Employees who are absent from work for protracted periods of time due to illness or injury submit various types of medical documentation to their employers. Such documentation does not always provide a definite answer to an employer’s most pressing question; namely, when will the employee return to work? Instead, the doctor’s notes often indicate only that the employee is undergoing treatment, or is unable to return to work, or is expected to have another appointment in the future.
Now a recent decision of the Connecticut Appellate Court, Thomson v. Department of Social Services, provides guidance on what an employer can expect from a doctor’s note.

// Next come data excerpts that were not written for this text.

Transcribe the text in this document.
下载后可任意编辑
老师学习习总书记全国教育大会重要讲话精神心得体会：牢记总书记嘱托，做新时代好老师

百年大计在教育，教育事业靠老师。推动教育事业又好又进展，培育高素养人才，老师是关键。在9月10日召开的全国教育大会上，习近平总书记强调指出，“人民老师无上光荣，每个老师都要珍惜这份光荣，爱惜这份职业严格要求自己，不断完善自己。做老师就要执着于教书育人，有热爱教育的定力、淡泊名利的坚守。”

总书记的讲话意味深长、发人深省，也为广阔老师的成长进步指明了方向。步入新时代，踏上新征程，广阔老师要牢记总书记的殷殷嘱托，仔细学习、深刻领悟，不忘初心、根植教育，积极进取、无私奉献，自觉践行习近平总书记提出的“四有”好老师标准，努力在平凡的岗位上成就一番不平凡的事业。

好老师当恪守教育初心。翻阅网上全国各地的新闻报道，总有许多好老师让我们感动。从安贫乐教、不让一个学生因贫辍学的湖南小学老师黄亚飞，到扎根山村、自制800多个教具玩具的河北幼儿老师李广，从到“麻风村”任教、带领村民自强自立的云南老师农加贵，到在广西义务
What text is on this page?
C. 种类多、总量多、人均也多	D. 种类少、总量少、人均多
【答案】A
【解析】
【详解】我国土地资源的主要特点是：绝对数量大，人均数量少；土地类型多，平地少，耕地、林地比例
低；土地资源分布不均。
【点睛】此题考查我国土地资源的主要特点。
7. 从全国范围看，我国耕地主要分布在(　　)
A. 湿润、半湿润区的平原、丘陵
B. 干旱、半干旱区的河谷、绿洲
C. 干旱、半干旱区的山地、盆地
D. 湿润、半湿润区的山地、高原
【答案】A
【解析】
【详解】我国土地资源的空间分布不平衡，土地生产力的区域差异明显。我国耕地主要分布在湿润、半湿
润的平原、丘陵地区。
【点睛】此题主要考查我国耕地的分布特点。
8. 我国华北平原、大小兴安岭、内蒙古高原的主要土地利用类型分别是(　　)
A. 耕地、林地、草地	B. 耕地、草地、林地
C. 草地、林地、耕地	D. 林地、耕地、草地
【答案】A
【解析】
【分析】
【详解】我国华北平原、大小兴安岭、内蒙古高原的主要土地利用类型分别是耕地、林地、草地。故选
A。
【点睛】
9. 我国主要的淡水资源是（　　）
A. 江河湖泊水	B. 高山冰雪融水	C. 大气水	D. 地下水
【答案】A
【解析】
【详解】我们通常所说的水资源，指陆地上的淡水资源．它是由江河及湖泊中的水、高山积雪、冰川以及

The context was an employee’s request for reasonable accommodation for a disability, the accommodation being an indeterminate leave of absence (family and medical leave was not available) to recover from a flare-up of a chronic asthma condition. The problem was that the employee simply asked for a leave of absence of more than thirty days, but provided no information as to when she might be expected to return to work.
The Court began by recognizing that a medical leave of absence is a recognized form of accommodation. However, the Court went on to say that the duty of reasonable accommodation does not require an employer to hold an employee’s position open indefinitely, especially in the absence of any indication from the employee as to an expected date of return. Instead, the Court held that a reasonable accommodation is one that enables an employee to return to work “presently, or in the immediate future.”
In the Thomson case, the physician stated that the employee was unable to work, that the situation was “ongoing,” that significant improvement could be expected in one or two months, and that the employee would be able to return to work when reevaluated, but without indicating when reevaluation would occur. The employer sought further information, but the employee did not respond. The Court ruled that this amounted to no more than a request that the job be held open indefinitely while the employee attempted to recover, which was not a reasonable accommodation.
It’s worth noting that although the case was brought and decided under Connecticut’s Fair Employment Practices Act, the Appellate Court relied on federal cases decided under the Americans With Disabilities Act in reaching its conclusion. That is consistent with the usual practice of Connecticut state courts in employment discrimination cases; they look to federal law as a guide in interpreting our state anti-discrimination statutes.
The takeaway is that although an employer must be open to the possibility of a limited leave of absence as an accommodation, and should make inquiry of an employee who does not offer sufficient information, the employer has a right to enough specificity to allow an assessment of whether the accommodation is reasonable. Of course, the employer has the same right when the absence is due to an illness or injury where no chronic disability is involved.